The Second Amendment continues to provide cover for racism just as its original intent was to protect slavery.
As clearly demonstrated by Prof. Carl T. Bogus in his remarkable article, "The Hidden History of the Second Amendment," in the Univ. of California Davis Law Review in 1998, James Madison wrote the Amendment after narrowly winning support for the Constitution in Virginia's ratification convention.
The Constitution was a compromise that Southern states would only support if the federal government was denied power to end slavery, but the proposed document had a provision giving Congress authority to arm and control state militia. The slave owners, outnumbered and living in constant fear of slave revolts, depended on being able to muster and mobilize militia composed of all free white males. Others, led by Patrick Henry, vigorously opposed ratifying the Constitution fearing Congress could disarm state militia as a way to abolish slavery.

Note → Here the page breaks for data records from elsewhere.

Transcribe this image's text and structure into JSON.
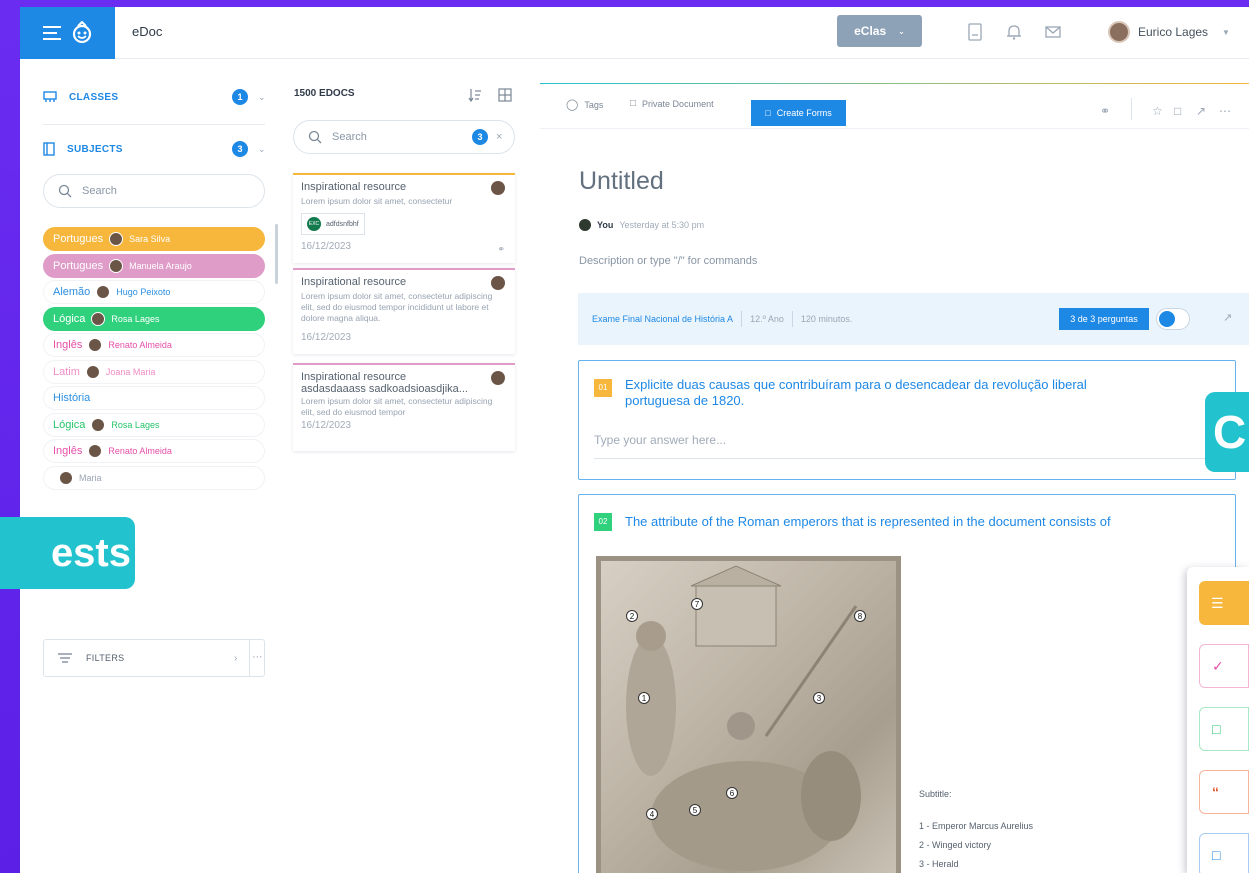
{
  "header": {
    "app_name": "eDoc",
    "env_button": "eClas",
    "user_name": "Eurico Lages"
  },
  "sidebar": {
    "classes_label": "CLASSES",
    "classes_count": "1",
    "subjects_label": "SUBJECTS",
    "subjects_count": "3",
    "search_placeholder": "Search",
    "subjects": [
      {
        "name": "Portugues",
        "teacher": "Sara Silva",
        "bg": "#f6b73c",
        "fg": "#ffffff",
        "tfg": "#ffffff"
      },
      {
        "name": "Portugues",
        "teacher": "Manuela Araujo",
        "bg": "#df9cc8",
        "fg": "#ffffff",
        "tfg": "#ffffff"
      },
      {
        "name": "Alemão",
        "teacher": "Hugo Peixoto",
        "bg": "#ffffff",
        "fg": "#2b8fe2",
        "tfg": "#2b8fe2"
      },
      {
        "name": "Lógica",
        "teacher": "Rosa Lages",
        "bg": "#2fd17d",
        "fg": "#ffffff",
        "tfg": "#ffffff"
      },
      {
        "name": "Inglês",
        "teacher": "Renato Almeida",
        "bg": "#ffffff",
        "fg": "#e64fa8",
        "tfg": "#e64fa8"
      },
      {
        "name": "Latim",
        "teacher": "Joana Maria",
        "bg": "#ffffff",
        "fg": "#f08cc4",
        "tfg": "#f08cc4"
      },
      {
        "name": "História",
        "teacher": "",
        "bg": "#ffffff",
        "fg": "#2b8fe2",
        "tfg": "#2b8fe2"
      },
      {
        "name": "Lógica",
        "teacher": "Rosa Lages",
        "bg": "#ffffff",
        "fg": "#27c46a",
        "tfg": "#27c46a"
      },
      {
        "name": "Inglês",
        "teacher": "Renato Almeida",
        "bg": "#ffffff",
        "fg": "#e64fa8",
        "tfg": "#e64fa8"
      },
      {
        "name": "",
        "teacher": "Maria",
        "bg": "#ffffff",
        "fg": "#9aa6b4",
        "tfg": "#9aa6b4"
      }
    ],
    "filters_label": "FILTERS"
  },
  "overlay": {
    "tests_text": "ests",
    "right_letter": "C"
  },
  "docs": {
    "title": "1500 EDOCS",
    "search_placeholder": "Search",
    "search_count": "3",
    "cards": [
      {
        "title": "Inspirational resource",
        "body": "Lorem ipsum dolor sit amet, consectetur",
        "tag": "adfdsnfbhf",
        "tag_initials": "EXC",
        "date": "16/12/2023",
        "accent": "#f6b73c"
      },
      {
        "title": "Inspirational resource",
        "body": "Lorem ipsum dolor sit amet, consectetur adipiscing elit, sed do eiusmod tempor incididunt ut labore et dolore magna aliqua.",
        "date": "16/12/2023",
        "accent": "#df9cc8"
      },
      {
        "title": "Inspirational resource",
        "subtitle": "asdasdaaass sadkoadsioasdjika...",
        "body": "Lorem ipsum dolor sit amet, consectetur adipiscing elit, sed do eiusmod tempor",
        "date": "16/12/2023",
        "accent": "#df9cc8"
      }
    ]
  },
  "editor": {
    "toolbar": {
      "tags": "Tags",
      "private": "Private Document",
      "create_forms": "Create Forms"
    },
    "title": "Untitled",
    "author": "You",
    "timestamp": "Yesterday at 5:30 pm",
    "description_placeholder": "Description or type \"/\" for commands",
    "exam": {
      "name": "Exame Final Nacional de História A",
      "year": "12.º Ano",
      "duration": "120 minutos.",
      "questions": "3 de 3 perguntas"
    },
    "questions": [
      {
        "num": "01",
        "text": "Explicite duas causas que contribuíram para o desencadear da revolução liberal portuguesa de 1820.",
        "answer_placeholder": "Type your answer here..."
      },
      {
        "num": "02",
        "text": "The attribute of the Roman emperors that is represented in the document consists of"
      }
    ],
    "legend": {
      "subtitle": "Subtitle:",
      "items": [
        "1 - Emperor Marcus Aurelius",
        "2 - Winged victory",
        "3 - Herald"
      ]
    },
    "markers": [
      "1",
      "2",
      "3",
      "4",
      "5",
      "6",
      "7",
      "8"
    ]
  },
  "colors": {
    "primary": "#1e88e5",
    "cyan": "#22c3cf",
    "purple_bg": "#5b1fe6"
  }
}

Madison led the fight at the Virginia convention to endorse the Constitution. His resolution, adopted by a vote of 89-79, also set up a committee to write a proposed bill of rights including a provision to let states continue to be able to arm militia on their own. That is exactly what the ultimately adopted Second Amendment does in asserting the necessity of a "well-regulated militia to secure a free state" and denying federal infringement of the "right to bear arms."
Like the Third Amendment prohibiting quartering soldiers in homes without the owner's permission, the Second Amendment is an anachronism. Its purpose ended with the abolition of slavery.
But what hasn't ended is racism. In 1977 the National Rifle Association was taken over in a coup by an extremist right wing group led by former U.S. Border Patrol Chief Harlon Carter. Carter had been convicted as a teenager of murdering a Mexican boy he believed helped steal the family car. The conviction was overturned on appeal on grounds the jury had not considered a self-defense argument.
According to Adam Winkler, a Second Amendment scholar at U.C.L.A. Law School, in his 2011 book, "Gunfight: The Battle Over The Right To Bear Arms In America," Carter's top deputy, Neal Knox, believed Martin Luther King and Bobby Kennedy were killed by the government as "part of a plot to advance gun control." The same claim has been repeatedly made by NRA fanatics about the massacres in Newtown and Aurora.
In "Bowling for Columbine," Michael Moore's documentary on gun violence, NRA Pres. Charlton Heston states the Second Amendment "was passed on to me by those wise old dead white guys that invented this country" and claimed the high level of gun violence in the U.S. is due to the fact that "we have a problem of more mixed ethnicity than other countries....We had enough problems with civil rights."
This irrational racist fear of African Americans and other minorities goes far to explain the clearly defined political divide over gun control. Republican leaders who seek to suppress the vote of minorities, use code language about food stamps, and "takers" and "makers," oppose immigration reform and have treated the first African American president with unprecedented disrespect, are the same people promoting unrestricted gun ownership.
It also explains the startling finding by the 2010 Univ. of Chicago General Social Survey that most gun owners are Republicans. In fact, 50% of Republicans own guns, but only 22% of Democrats. Assuming the Democrats are not hostile to the Obama Administration, it would seem they primarily own guns for hunting, sport and legitimate self-defense. If the same proportion of Republicans own guns for those reasons, that leaves 28% of Republicans who amass weapons out of political reasons and racist fears.
This is the tea party base of the GOP. It shows why the fight to end gun violence is not only an urgent matter of public safety but is also key to the fight against racism and essential to secure American democracy from right wing extremism.